This project supports the continued development of DOE's Energy Exascale Earth System Model (E3SM), a state-of-the-art fully coupled model of the Earth's climate including important biogeochemical and cryospheric processes. In particular, the team will use DOE supercomputing resources to advance the development, testing, and simulations of the E3SM v2 Cryosphere campaign.
Antarctica and the Southern Ocean play critical roles in modulating global climate and sea level. While their response to climate change is among the least understood in the climate system, the potential global ramifications are among the most severe. The Antarctic ice sheet holds many tens of meters of sea-level equivalent, and ice shelves directly exposed to the ocean are integral to restraining the grounded ice behind them. Increased melting of ice shelves could cause collapse of parts of the ice sheet, leading to rapid sea level rise that may displace low-lying coastal populations and threaten coastal infrastructure worldwide.

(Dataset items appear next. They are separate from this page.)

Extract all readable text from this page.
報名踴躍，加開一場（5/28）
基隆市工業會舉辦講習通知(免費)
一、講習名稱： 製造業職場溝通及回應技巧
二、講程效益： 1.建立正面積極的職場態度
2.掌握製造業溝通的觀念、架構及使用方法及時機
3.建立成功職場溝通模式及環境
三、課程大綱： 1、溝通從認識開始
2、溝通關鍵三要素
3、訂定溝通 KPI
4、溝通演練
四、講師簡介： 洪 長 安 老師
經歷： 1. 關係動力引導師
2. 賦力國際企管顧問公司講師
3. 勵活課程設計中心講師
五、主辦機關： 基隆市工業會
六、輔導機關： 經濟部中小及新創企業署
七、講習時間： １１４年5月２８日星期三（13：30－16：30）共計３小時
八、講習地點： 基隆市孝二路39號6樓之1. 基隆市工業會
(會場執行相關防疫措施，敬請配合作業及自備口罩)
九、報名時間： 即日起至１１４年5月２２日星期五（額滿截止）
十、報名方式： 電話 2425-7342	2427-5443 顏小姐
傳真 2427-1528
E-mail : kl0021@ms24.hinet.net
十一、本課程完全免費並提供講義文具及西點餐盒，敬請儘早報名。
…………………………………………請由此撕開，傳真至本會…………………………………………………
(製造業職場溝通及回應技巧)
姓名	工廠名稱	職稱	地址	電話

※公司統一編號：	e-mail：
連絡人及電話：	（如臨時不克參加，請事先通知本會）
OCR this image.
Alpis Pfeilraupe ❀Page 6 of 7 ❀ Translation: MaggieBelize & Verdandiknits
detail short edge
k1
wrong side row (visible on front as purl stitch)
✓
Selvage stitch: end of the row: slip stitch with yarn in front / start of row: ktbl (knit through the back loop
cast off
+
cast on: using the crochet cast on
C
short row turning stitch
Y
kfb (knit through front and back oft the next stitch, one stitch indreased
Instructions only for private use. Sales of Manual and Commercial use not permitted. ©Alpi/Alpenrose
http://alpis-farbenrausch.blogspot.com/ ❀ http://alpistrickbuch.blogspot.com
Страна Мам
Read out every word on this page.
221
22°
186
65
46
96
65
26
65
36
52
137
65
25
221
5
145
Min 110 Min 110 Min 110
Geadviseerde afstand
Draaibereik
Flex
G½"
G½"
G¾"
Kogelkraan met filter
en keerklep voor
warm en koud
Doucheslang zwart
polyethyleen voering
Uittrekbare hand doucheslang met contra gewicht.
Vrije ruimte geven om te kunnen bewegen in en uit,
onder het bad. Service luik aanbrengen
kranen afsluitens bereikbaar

Despite its importance, the Antarctic ice sheet and its interactions with the Southern Ocean remain poorly represented in most Earth system models. One of three primary science drivers for the U.S Department of Energy’s Energy Exascale Earth System Model (E3SM) is to realistically simulate coupled Antarctic and Southern Ocean processes, towards allowing for projections of Antarctica’s contribution to future sea-level rise.
This ALCC allocation will support development, testing, and simulations of the E3SM v2 Cryosphere campaign. This includes scientific investigations into how the coupled atmosphere, ocean, and sea-ice system will mediate current and future sources of sea-level rise from the Antarctic ice sheet. A general focus of E3SM v2 is the utilization of its unstructured variable resolution capability. To that end, the researchers are developing and testing regionally refined coupled Southern Ocean configurations for the ocean, sea-ice, and atmosphere. Another E3SM capability at the forefront of Earth system modeling is the ability to simulate ocean circulation under Antarctic ice shelves, allowing researchers to compute melt rates from these ice shelves in global, fully coupled configurations. These melt rates are a key source of uncertainty in future sea-level rise. Because sea-ice plays a key role in moderating the water masses that access ice shelf cavities, part of the team’s effort will focus on improvements to sea-ice physics and coupling numerics to mitigate low resolution (30km) ice extent biases and high resolution (6km) ice thickness biases in E3SM version 1.
This project builds upon three previous and related ALCC allocations, most recently the 2019-2020 "Cryospheric Physics in E3SM: Impacts of Antarctic Ice Shelf Melting, Southern Ocean Resolution, and Sea Ice Coupling on Global Climate". These previous allocations were instrumental in the team's ability to develop, test, and run the E3SM v1 cryosphere science campaign simulations.